I can see that expression “one who has put down a burden” (ohitabhāro) as a standard definition of an arahant in the Pali canon - the compound occurs 62 times in total in the Pali tipitaka - in all 3 pitakas and all 5 nikāyās of the suttapitaka - and everytime it is used to describe an arahant.
So the pudgalavādins were not mistaken about it, and it is not such a fringe idea even in the Theravāda Pali canon. What does the Kathāvatthu say about it as the theravādin response to the controversy?
The Theravāda abhidharma doctrinal systematization project may have purged or edited suttas that went against the party line to make them all homogeneous. Verses may have escaped heavy editing to respect metrical concerns and may therefore preserve a doctrinal tradition much closer to the historical Buddha.
What the doctrine meant to the Buddha and what it meant to each early-Buddhist sect are different things. Early-Buddhists did not tacitly accept that an atman enters Nirvana.
An atman cannot enter nirvana. That is to treat an atman as a person who, formerly being outside nirvana, steps into it. Nirvana is the atman’s natural state. It however takes human effort to realize that state as being one’s natural state. That effort starts by identifying all that is not the atman (anātmaka), and distancing oneself from them, and focussing one’s attention inwards (on the atman) in meditation.
So an arahant may tacitly accept that that nirvāna is the state of the ātman, but other early buddhists would not have accepted it, they needed another word to avoid using the word atman to make sense of the EBT definition of arahant.
Hi, @srkris .
If I may, I’d be interested to know your thoughts on whether the Buddha might be considered a kind of crypto-Samkhya? If you believe this to be the case, I’d be curious to understand the reasoning that led you to this perspective.
No I dont think so. Calling Gautama, the founder of Buddhism, or his teachings by the name crypto-Sāṅkhya would imply there was an early-Sāṅkhya apart from early-Buddhism. That is not what I’ve suggested.

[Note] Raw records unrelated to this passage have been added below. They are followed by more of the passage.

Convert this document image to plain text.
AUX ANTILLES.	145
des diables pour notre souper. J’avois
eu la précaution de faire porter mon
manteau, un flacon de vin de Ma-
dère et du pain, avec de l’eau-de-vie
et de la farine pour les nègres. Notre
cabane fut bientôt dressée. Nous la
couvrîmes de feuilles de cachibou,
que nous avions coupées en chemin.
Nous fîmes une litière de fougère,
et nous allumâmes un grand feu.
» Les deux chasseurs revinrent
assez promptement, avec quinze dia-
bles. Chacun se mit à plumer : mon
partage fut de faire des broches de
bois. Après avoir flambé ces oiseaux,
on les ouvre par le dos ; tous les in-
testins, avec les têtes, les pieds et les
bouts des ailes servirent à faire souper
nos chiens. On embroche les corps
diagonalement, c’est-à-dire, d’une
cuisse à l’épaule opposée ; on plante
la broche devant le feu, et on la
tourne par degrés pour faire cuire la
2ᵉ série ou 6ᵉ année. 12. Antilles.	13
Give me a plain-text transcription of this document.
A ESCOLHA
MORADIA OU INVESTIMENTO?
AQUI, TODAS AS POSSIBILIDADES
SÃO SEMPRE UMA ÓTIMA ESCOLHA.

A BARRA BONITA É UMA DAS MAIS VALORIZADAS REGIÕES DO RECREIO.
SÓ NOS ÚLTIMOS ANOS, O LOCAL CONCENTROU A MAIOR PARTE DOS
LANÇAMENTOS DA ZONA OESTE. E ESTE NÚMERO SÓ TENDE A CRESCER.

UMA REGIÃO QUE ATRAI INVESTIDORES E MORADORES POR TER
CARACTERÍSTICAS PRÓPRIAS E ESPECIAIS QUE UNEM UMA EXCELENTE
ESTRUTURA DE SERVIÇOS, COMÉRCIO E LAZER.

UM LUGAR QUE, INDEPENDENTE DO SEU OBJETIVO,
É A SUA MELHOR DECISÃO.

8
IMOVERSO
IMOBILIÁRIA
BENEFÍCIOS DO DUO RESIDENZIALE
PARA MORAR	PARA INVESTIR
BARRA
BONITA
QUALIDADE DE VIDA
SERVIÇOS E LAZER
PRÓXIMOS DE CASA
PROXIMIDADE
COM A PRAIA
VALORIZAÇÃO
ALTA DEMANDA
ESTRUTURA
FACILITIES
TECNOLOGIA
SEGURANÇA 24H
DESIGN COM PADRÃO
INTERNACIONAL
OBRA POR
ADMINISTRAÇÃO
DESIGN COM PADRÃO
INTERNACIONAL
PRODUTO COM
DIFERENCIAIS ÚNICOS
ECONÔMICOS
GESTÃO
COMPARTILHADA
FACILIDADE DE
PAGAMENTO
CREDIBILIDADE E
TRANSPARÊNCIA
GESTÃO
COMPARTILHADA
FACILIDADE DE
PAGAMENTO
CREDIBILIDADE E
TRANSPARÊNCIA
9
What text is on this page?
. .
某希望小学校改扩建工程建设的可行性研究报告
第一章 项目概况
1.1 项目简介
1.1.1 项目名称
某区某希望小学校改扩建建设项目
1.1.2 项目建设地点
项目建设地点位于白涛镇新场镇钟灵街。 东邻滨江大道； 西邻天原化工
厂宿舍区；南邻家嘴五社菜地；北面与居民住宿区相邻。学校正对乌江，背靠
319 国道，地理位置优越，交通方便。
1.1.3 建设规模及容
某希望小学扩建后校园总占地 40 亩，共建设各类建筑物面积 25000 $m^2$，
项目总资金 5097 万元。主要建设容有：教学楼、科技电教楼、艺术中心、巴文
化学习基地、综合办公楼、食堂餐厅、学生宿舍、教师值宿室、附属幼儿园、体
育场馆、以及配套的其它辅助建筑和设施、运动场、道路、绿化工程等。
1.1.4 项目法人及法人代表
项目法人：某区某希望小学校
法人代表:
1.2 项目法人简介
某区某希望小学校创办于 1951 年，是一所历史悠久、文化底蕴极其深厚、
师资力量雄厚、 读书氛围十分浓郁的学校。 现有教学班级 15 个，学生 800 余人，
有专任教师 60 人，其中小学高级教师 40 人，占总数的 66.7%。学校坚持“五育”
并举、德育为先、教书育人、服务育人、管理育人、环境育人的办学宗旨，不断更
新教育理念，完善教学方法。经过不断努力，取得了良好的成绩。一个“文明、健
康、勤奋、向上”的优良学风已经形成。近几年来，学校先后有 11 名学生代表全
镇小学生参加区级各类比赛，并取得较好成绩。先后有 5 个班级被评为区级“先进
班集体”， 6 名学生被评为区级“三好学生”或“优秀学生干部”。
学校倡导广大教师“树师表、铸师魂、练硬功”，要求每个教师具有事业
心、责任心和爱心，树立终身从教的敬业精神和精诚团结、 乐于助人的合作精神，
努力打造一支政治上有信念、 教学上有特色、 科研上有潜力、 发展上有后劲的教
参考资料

I think Early-Buddhist Texts and doctrine may have been originally called Sāṅkhya (literally means “the enumerating” or “numerically ordering” philosophy) by the non-Buddhist Indian philosophical schools (that are comprised within the umbrella term ‘Hinduism’ - such as Pūrva-Mīmāṃsā, Vedānta, Yoga, Vaiśeṣika, Nyāya etc). I know for sure that the yoga school and the vedanta school recognize early-Sāṅkhya as one of the most important early philosophies. But we dont have any surviving texts of early-Sāṅkhya. It appears that early-Sāṅkhya had texts described as Sāṅkhya-sūtras (not extant today), but they could have very well been describing sūtras/suttas from EBTs
Those other early-philosophies and philosophers may not have seen the founder of Buddhism as a ‘Buddha’ as that would appear to acknowledge/accept his claim to enlightenment which they wouldnt have accepted as the EBTs patently contain a lot of unverifiable (very likely exaggerated) claims. So for these co-eval early philosophers/philosophies describe it as a “bauddha-darśana” (“buddhist philosophy”) would not have been acceptable to them. So they possibly invented the name Sāṅkhya to accurately describe early Buddhist texts and doctrine, as no other Indic philosophy enumerates or numerically orders its philosophical elements like EBTs.
Need to check what the early-Jains and early-Ājīvakas called early-Buddhism.